Peringatan Keras: Aset Negara, Bukan Milik Pribadi

Sorotan paling tajam datang dari Project Management Officer KemenKop Karawang, Dr. (C) H. Emed Tarmedi. 

Ia secara eksplisit memperingatkan potensi penyalahgunaan masalah klasik dalam banyak program bantuan pemerintah.

Menurutnya, truk KDKMP adalah aset negara yang penggunaannya wajib tercatat dalam Rencana Anggaran Biaya (RAB) dan diawasi secara ketat.

“Kami melarang keras penyalahgunaan untuk kepentingan pribadi. Ini bukan kendaraan bebas pakai,” ujarnya.
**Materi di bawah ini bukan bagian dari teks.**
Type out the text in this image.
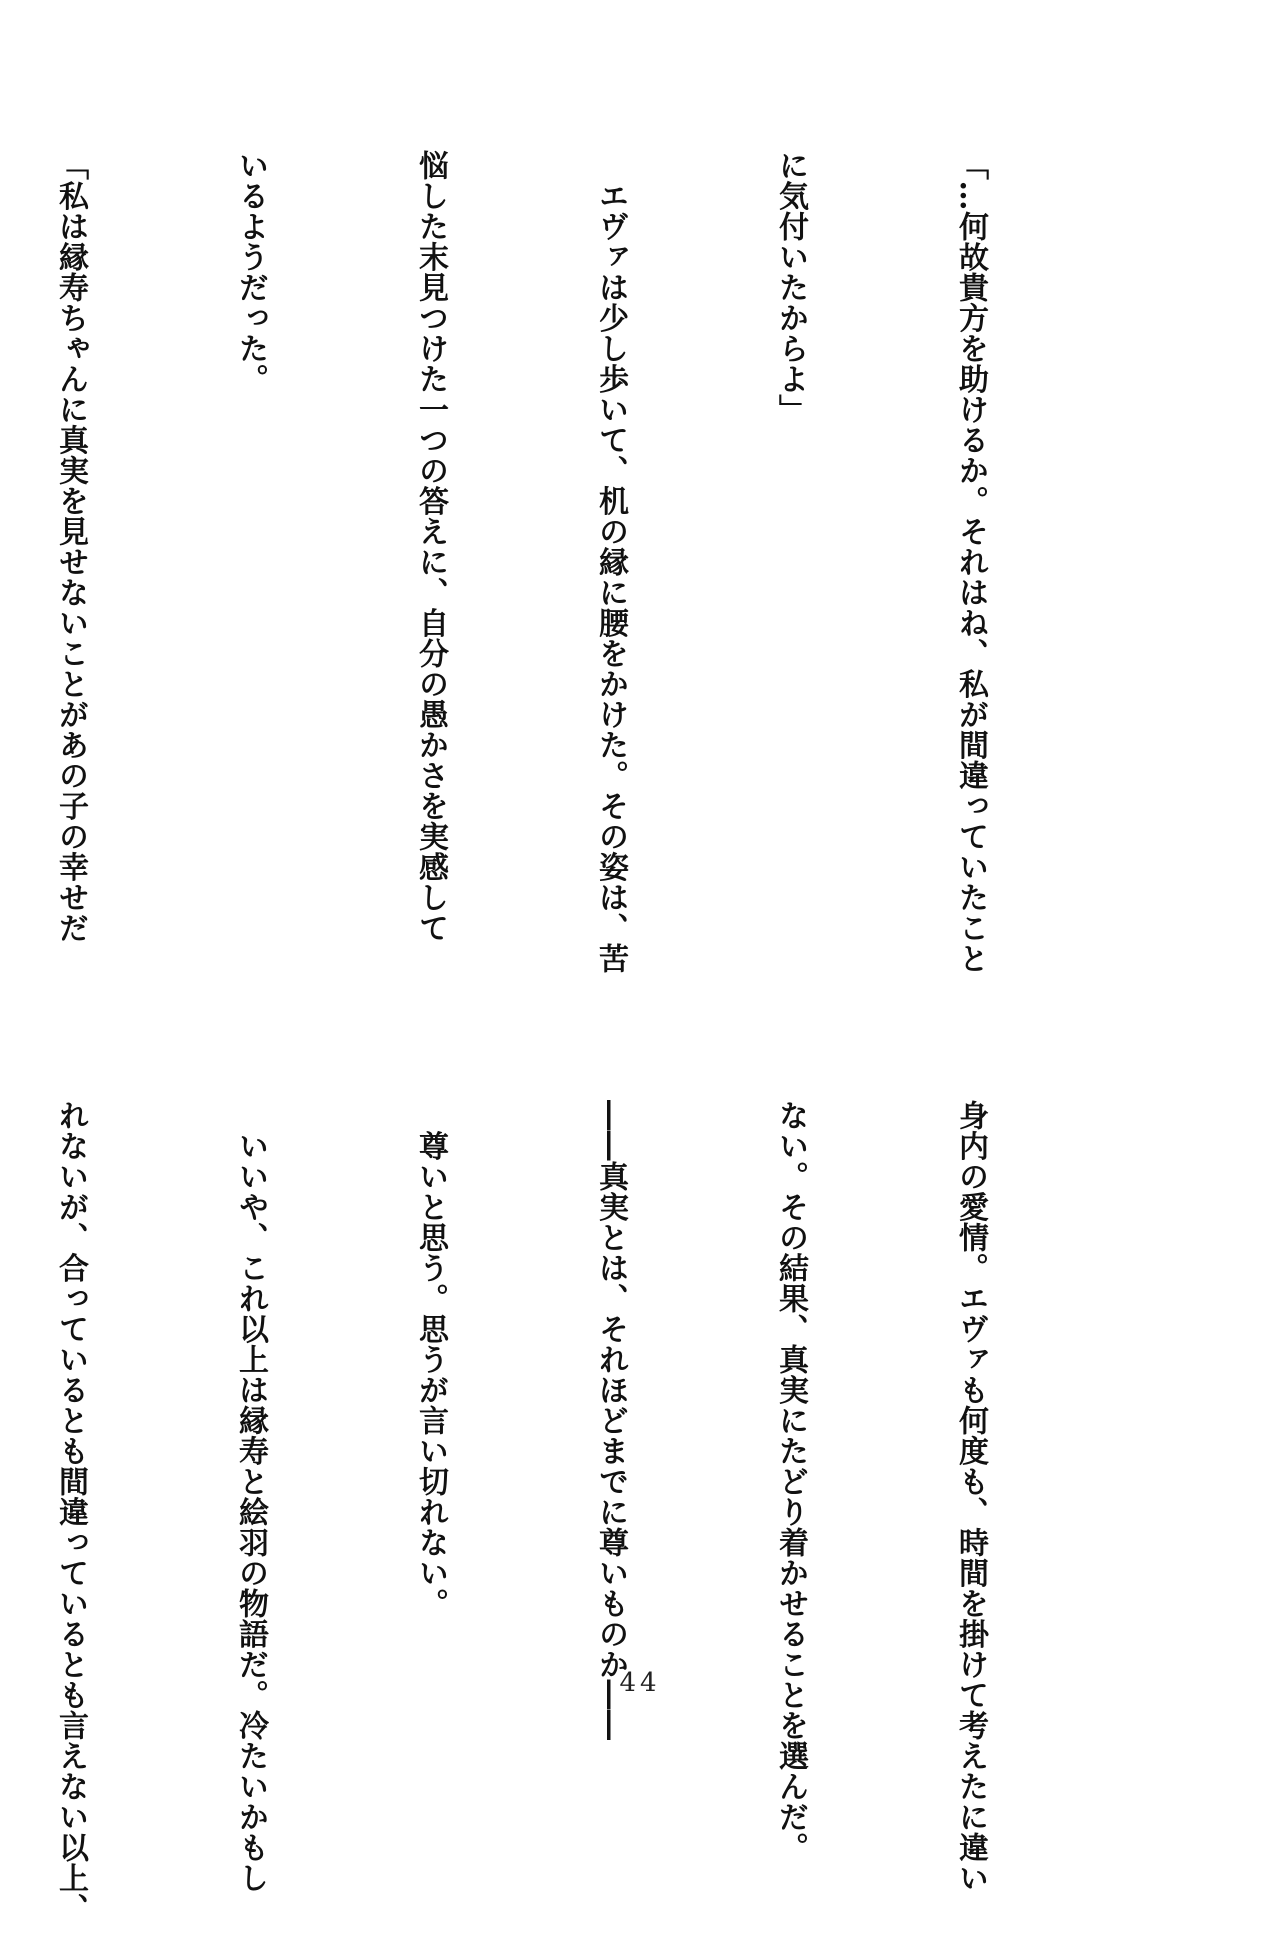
「…何故貴方を助けるか。それはね、私が間違っていたこと

に気付いたからよ」

　エヴァは少し歩いて、机の縁に腰をかけた。その姿は、苦

悩した末見つけた一つの答えに、自分の愚かさを実感して

いるようだった。

「私は縁寿ちゃんに真実を見せないことがあの子の幸せだ

身内の愛情。エヴァも何度も、時間を掛けて考えたに違い

ない。その結果、真実にたどり着かせることを選んだ。

――真実とは、それほどまでに尊いものか――

　尊いと思う。思うが言い切れない。

　いいや、これ以上は縁寿と絵羽の物語だ。冷たいかもし

れないが、合っているとも間違っているとも言えない以上、

	44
Ia bahkan menegaskan konsekuensi serius bagi pelanggaran, mulai dari sanksi administratif hingga proses hukum jika ditemukan indikasi penyelewengan dana negara.

Transparansi Jadi Kunci

Asisten Daerah II Karawang, Asep Hazar, menambahkan bahwa keberhasilan program ini sangat bergantung pada integritas pengelola koperasi dan kelengkapan administrasi kendaraan.

Dalam konteks ini, bantuan truk bukan sekadar solusi teknis, tetapi juga alat uji bagi sistem tata kelola desa, apakah mampu transparan, akuntabel, dan profesional?

Harapan Besar, Risiko Nyata

Program ini membawa harapan besar bagi kemandirian ekonomi desa di Karawang. Dengan armada distribusi yang memadai, koperasi desa berpotensi menjadi motor penggerak ekonomi lokal.

Namun, seperti banyak program bantuan lainnya, keberhasilan tidak hanya ditentukan oleh apa yang diberikan melainkan bagaimana itu dikelola.

Jika tepat guna, 17 truk ini bisa menjadi titik balik bagi ekonomi desa. Jika tidak, ia berisiko menjadi contoh lain dari bantuan yang gagal mencapai tujuan.

Kini, bola ada di tangan para pengurus koperasi.